Hello Ken,
Having had a night to think about our discussion yesterday, I realized my argument wasn't as precise as it should have been.
Let's start again with the statement "Lee Harvey Oswald killed John F. Kennedy".
In the thread you referred to, I wanted to make clear that the question whether it is a proposition depends on the context.
Before, October 18, 1939, the day Lee Harvey Oswald was born, the statement is clearly not a proposition, since one of the terms in the statement is undefined.
Unlike you say, I don't subscribe to the notion that a proposition can be meaningless. A statement that has the structural form of a proposition, but one of its referents is undefined, is not a propositions. Propositions in classical logic (and ORM is based on classical logic), unlike values in a relational database have only two possible values: true or false. In SQL terms: propositions are NOT NULL.
Between the day Lee Harvey Oswald was born and the event in Dallas, November 22, 1963, the statement "Lee Harvey Oswald killed John F. Kennedy", is a proposition. Both referents Lee Harvey Oswald and John F. Kennedy are defined (and let's for arguments sake assume that there is no ambiguity as to whom we are referring to). Let's also assume that the verb "to kill" is well defined, making the statement "Lee Harvey Oswald killed John F. Kennedy" a valid proposition.
Its truth value however is false. Between October 18, 1939 and November 22, 1963 John F. Kennedy was alive, so he could not have been killed.
This is where I'd like to correct my earlier argument. Even though the statement "Lee Harvey Oswald killed John F. Kennedy" is a proposition when stated between October 18, 1939 and November 22, 1963, it is not a fact.
Facts are propositions that are held to be true.
The statement "Lee Harvey Oswald killed John F. Kennedy" is only a fact after November 22, 1963.
Now that I have rectified my original argument, let me address your message.
"A fact is a proposition that is either true, false or meaningless"
No, as I just explained a fact is a proposition that is true.

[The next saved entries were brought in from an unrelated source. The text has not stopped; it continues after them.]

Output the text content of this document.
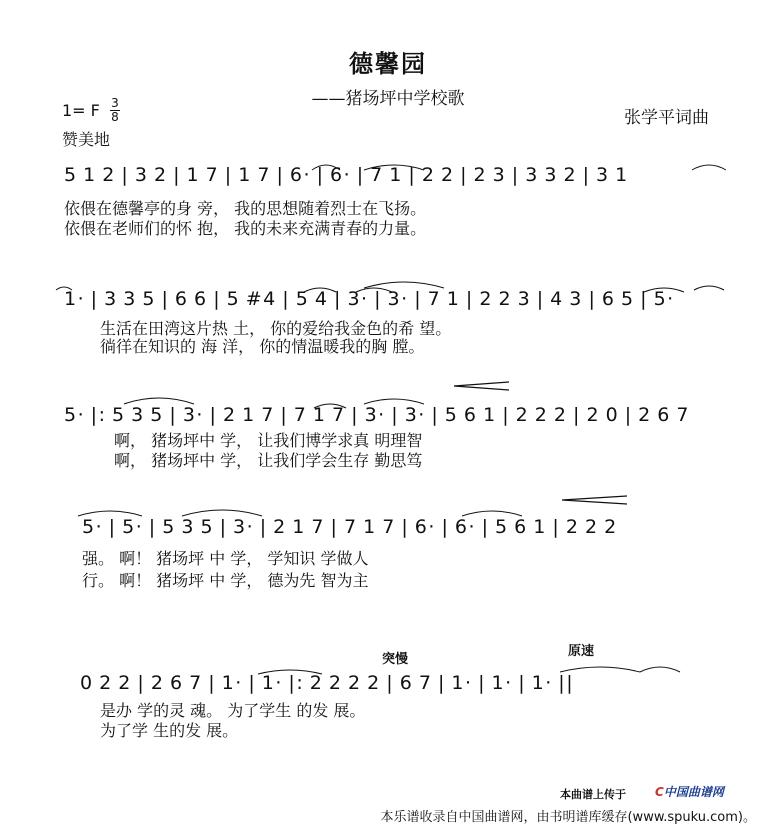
德馨园
——猪场坪中学校歌
1= F 3
8	张学平词曲
赞美地
5 1 2 | 3 2 | 1 7 | 1 7 | 6· | 6· | 7 1 | 2 2 | 2 3 | 3 3 2 | 3 1
依偎在德馨亭的身 旁， 我的思想随着烈士在飞扬。
依偎在老师们的怀 抱， 我的未来充满青春的力量。
1· | 3 3 5 | 6 6 | 5 #4 | 5 4 | 3· | 3· | 7 1 | 2 2 3 | 4 3 | 6 5 | 5·
生活在田湾这片热 土， 你的爱给我金色的希 望。
徜徉在知识的 海 洋， 你的情温暖我的胸 膛。
5· |: 5 3 5 | 3· | 2 1 7 | 7 1 7 | 3· | 3· | 5 6 1 | 2 2 2 | 2 0 | 2 6 7
啊， 猪场坪中 学， 让我们博学求真 明理智
啊， 猪场坪中 学， 让我们学会生存 勤思笃
5· | 5· | 5 3 5 | 3· | 2 1 7 | 7 1 7 | 6· | 6· | 5 6 1 | 2 2 2
强。 啊！ 猪场坪 中 学， 学知识 学做人
行。 啊！ 猪场坪 中 学， 德为先 智为主
突慢
原速
0 2 2 | 2 6 7 | 1· | 1· |: 2 2 2 2 | 6 7 | 1· | 1· | 1· ||
是办 学的灵 魂。 为了学生 的发 展。
为了学 生的发 展。
本曲谱上传于 C中国曲谱网
本乐谱收录自中国曲谱网，由书明谱库缓存(www.spuku.com)。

Meaningless propositions don't exist.
"Propositions do not appear out of thin air - they are made by people."
Although propositions do not appear out of thin air, they don't necessarily have to be made by people. Two interacting theorem provers may well exchange propositions that have never been conceived by humans.

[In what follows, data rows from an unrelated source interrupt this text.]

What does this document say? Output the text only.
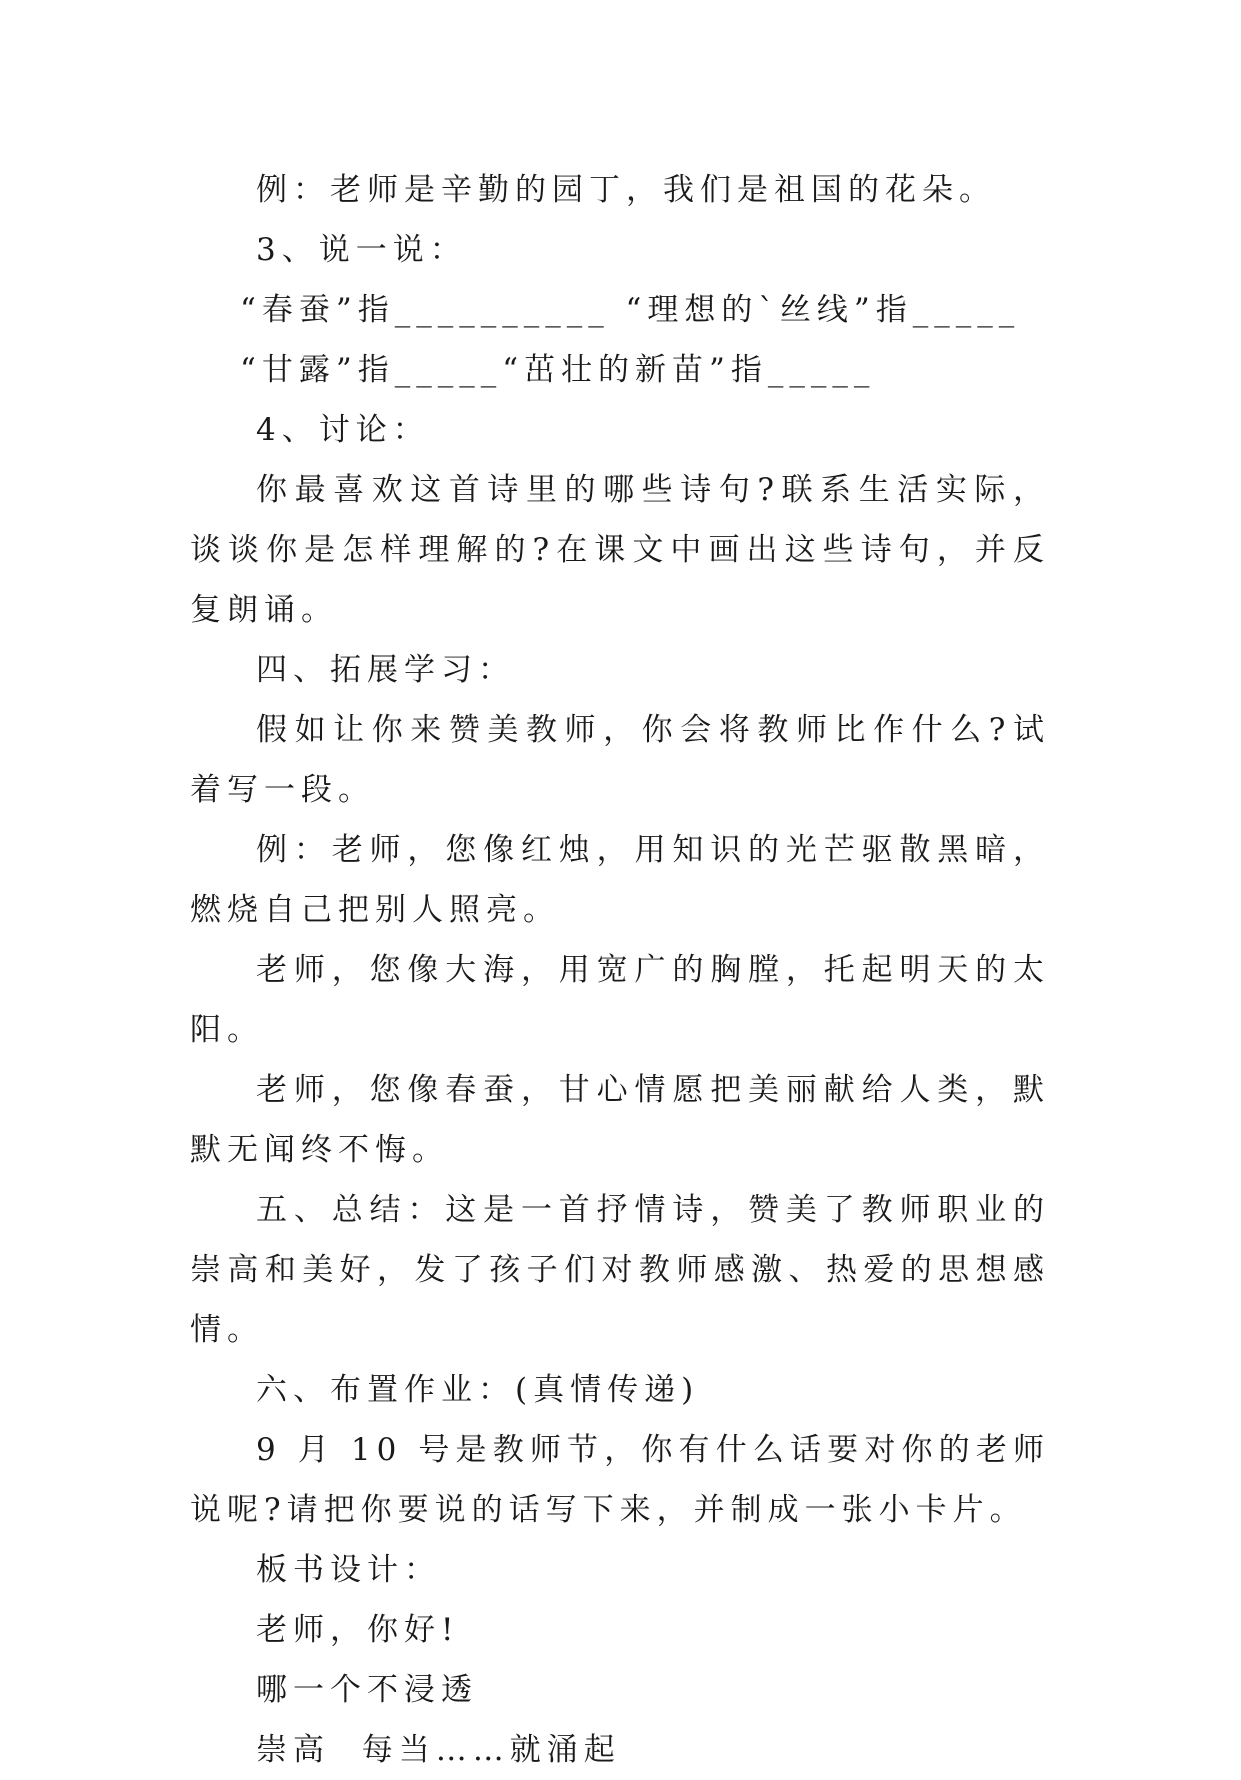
例：老师是辛勤的园丁，我们是祖国的花朵。

3、说一说：

“春蚕”指__________ “理想的`丝线”指_____

“甘露”指_____“茁壮的新苗”指_____

4、讨论：

你最喜欢这首诗里的哪些诗句?联系生活实际，谈谈你是怎样理解的?在课文中画出这些诗句，并反复朗诵。

四、拓展学习：

假如让你来赞美教师，你会将教师比作什么?试着写一段。

例：老师，您像红烛，用知识的光芒驱散黑暗，燃烧自己把别人照亮。

老师，您像大海，用宽广的胸膛，托起明天的太阳。

老师，您像春蚕，甘心情愿把美丽献给人类，默默无闻终不悔。

五、总结：这是一首抒情诗，赞美了教师职业的崇高和美好，发了孩子们对教师感激、热爱的思想感情。

六、布置作业：(真情传递)

9 月 10 号是教师节，你有什么话要对你的老师说呢?请把你要说的话写下来，并制成一张小卡片。

板书设计：

老师，你好!

哪一个不浸透

崇高  每当……就涌起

The focus on people smacks a bit like insisting that consciousness is somehow necessary in the Copenhagen interpretation of quantum mechanics.

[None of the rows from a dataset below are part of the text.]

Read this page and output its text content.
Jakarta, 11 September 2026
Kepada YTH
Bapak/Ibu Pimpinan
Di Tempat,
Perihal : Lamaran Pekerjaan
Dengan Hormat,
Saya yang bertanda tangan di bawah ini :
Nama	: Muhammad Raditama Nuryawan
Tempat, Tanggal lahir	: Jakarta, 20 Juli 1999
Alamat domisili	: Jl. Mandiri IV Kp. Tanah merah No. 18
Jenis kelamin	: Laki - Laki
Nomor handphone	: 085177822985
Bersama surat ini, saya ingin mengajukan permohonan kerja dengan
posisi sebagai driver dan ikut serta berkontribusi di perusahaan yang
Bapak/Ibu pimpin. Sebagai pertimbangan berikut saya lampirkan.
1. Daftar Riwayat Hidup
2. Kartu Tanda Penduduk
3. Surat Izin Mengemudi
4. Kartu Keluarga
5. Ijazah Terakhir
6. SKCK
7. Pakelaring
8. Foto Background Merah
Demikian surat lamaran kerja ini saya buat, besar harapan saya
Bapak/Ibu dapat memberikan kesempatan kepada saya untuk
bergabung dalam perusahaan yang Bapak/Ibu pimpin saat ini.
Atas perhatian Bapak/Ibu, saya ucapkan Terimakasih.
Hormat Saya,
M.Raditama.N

How a proposition comes about is irrelevant for its truth value, while the context in which a proposition is used may change its truth value, or even render a statement that is considered a proposition in another context into something that is not considered a proposition.
"When a person makes a proposition, the person must use a language to express the proposition."
While this is true, it also applies to non-humans that create propositions, also the language a proposition is stated in is irrelevant for the truth value of the proposition.
Under every condition "Lee Harvey Oswald killed John F. Kennedy" behaves exactly like "Lee Harvey Oswald vermoordde John F. Kennedy". Each statement is meaningless and therefore not a proposition before October 18, 1939. Each statement is a preposition after that date, with false as its truth value until 22 November 1963, after that date both prepositions are held to be true (at least to the extent that people believe the official reading of the case).
Since we can't distinguish "Lee Harvey Oswald killed John F. Kennedy" from "Lee Harvey Oswald vermoordde John F. Kennedy" on any logical ground, they are equivalent. There are no two propositions, there is only one, it is just uttered in two different languages.
On top of that, none of us was there as an observer (I presume), so it's all hearsay anyway.